“I’ll walk, Dad.” The Birches lived only about two hundred yards away along Sheridan road, where the shoulders, though unpaved, were smooth and plenty wide enough to walk on without having to dodge traffic.
“All right, then. Tell them we’ll call them later.”
Shortly after Johnny left, darkness fell.
The phone rang, rang. Neighbors and business associates who had just heard the news kept calling in to offer sympathy. There were reporters, who could be brushed off for now. But it was in the papers now anyway, and on TV. In the intervals between incoming calls, Lenore began phoning out, talking to relatives and old friends scattered around the country. As if it helped her, just to have the phone in her hand and talk. Andrew didn’t know where to look for something that would help him. There was Judy, of course. Thank God for Judy. She came and sat beside her father, saying little, just being there.
Somewhere along the line Joe Keogh had departed. A time came when all the police were gone. Lenore was on the phone, saying for what sounded like the hundredth time: we don’t know yet about the funeral. After tomorrow, sometime.
Then the family made an attempt at gathering for dinner. Andrew took over the phone, and rang the Birches. “This is Andy. I think a son of mine is over there?”
“Andy, good lord. Johnny was telling . . . it’s so terrible. What can we say?”
“I guess there’s nothing.” Andrew hardly knew any longer what he was saying himself. “Is John there?”
“Why, no, he left some time ago. I think about six. I thought he was going directly home, but he might have stopped in at the Karlsens’.”
“That’s probably it.” Andrew said goodbye, hung up, and punched for the Karlsens’ home.
But Johnny wasn’t there either.
Phone cradled again, Andrew tried to think. The Montoyas? They were in Mexico. Where else might Johnny be? Somewhere in walking distance.
Andrew slipped on a coat and without saying anything left the house and walked down the long, curving drive. He felt there was no rational reason for what he was doing, but he was not going to let that stop him tonight. He noticed that some stars were out. Could Johnny be standing somewhere, gazing at them? The boy would do that, sometimes. The telescope was put away, back in the small guest house near the lake.
As he walked down the drive he could hear distant surf behind him, smashing against the icefield, a different sound from that of its impact on rock and beach in summer. From in front came a murmur of light traffic, and passing headlights dazzled at him through the fir trees flanking his drive.
In the light of the next set of headlights Andrew saw that the flag on his mailbox had been raised. He himself had brought the Saturday mail in earlier in the day, and he had told the family often enough not to put anything out there over the weekend, not after that time when the checks were pilfered . . .
As he brought it back near the lighted house, Andrew’s mind registered that the little brown-paper-covered package bore no stamps, and that it was addressed, ballpoint in an unfamiliar, clumsy block printing, to himself.
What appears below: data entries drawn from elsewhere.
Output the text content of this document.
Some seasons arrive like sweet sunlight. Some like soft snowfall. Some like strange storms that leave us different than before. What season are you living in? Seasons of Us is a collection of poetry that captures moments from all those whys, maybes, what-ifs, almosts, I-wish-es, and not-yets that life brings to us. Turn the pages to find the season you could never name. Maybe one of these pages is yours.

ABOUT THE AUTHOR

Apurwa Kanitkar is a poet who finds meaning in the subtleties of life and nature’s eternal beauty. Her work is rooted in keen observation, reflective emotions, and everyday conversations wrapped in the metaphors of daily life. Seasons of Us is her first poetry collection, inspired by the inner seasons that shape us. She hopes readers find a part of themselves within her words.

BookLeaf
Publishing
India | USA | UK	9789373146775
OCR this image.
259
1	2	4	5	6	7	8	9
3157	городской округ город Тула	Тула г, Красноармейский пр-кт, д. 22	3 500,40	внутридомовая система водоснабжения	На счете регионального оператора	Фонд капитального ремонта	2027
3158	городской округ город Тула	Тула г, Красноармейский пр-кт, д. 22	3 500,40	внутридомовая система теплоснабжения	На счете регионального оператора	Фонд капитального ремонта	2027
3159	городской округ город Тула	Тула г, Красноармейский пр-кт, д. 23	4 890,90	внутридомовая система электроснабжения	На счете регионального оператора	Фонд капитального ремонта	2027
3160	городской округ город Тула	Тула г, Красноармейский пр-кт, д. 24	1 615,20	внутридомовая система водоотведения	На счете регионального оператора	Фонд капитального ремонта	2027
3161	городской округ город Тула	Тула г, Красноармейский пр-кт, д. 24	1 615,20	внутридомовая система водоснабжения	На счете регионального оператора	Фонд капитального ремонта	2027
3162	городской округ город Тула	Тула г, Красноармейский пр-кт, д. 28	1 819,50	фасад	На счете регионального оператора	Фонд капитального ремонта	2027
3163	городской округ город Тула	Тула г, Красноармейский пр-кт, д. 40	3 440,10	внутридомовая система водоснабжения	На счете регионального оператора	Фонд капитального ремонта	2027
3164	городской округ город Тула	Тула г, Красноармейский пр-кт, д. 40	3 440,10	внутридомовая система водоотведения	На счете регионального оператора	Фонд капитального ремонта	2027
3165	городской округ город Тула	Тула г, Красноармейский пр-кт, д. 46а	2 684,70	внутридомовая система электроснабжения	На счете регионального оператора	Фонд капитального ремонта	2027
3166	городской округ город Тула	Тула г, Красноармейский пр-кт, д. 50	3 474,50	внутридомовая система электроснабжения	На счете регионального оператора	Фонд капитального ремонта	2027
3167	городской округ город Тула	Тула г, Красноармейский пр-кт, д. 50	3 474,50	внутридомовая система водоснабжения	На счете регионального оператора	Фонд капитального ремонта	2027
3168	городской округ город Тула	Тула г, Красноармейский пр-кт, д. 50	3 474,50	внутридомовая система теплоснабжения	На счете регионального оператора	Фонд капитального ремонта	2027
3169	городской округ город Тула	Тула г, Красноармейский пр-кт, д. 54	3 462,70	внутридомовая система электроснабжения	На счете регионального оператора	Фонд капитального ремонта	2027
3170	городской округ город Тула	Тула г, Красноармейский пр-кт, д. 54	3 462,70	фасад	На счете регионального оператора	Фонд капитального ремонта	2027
He carried it inside with him, and as Lenore approached, wondering out loud where he had been, he opened it. Paper fell away, revealing a box that had probably once held a gift pen. It opened easily.
Looking at the object inside, a freshly amputated finger with a ragged, bloody stump-end that had left blood-smears on the inner lining of the box, Andrew felt something like the beginning of comfort. In a moment he recognized the comfort as of the sort experienced when the nightmare goes too far, and one knows at last that one is dreaming.
Except that even in his dreams he had never before heard Lenore, he had never heard anyone, make noises like the ones that she was making now . . .
* * *
An hour before midnight, with the drive again full of police cars, Clarissa found herself rising like a sleepwalker from her sleepless chair, moving away from the other members of her distraught family and letting herself be drawn back to the library.
Inside, she closed the door behind her, at the same time switching on one light. The shelves at the far east end were still in dimness.
In a pocket of her sweater her hand encountered a handkerchief, which, come to think of it, was part of her last year’s Christmas gift from Johnny. Dear God, let him still be alive! But it was too long since she had genuinely tried to pray.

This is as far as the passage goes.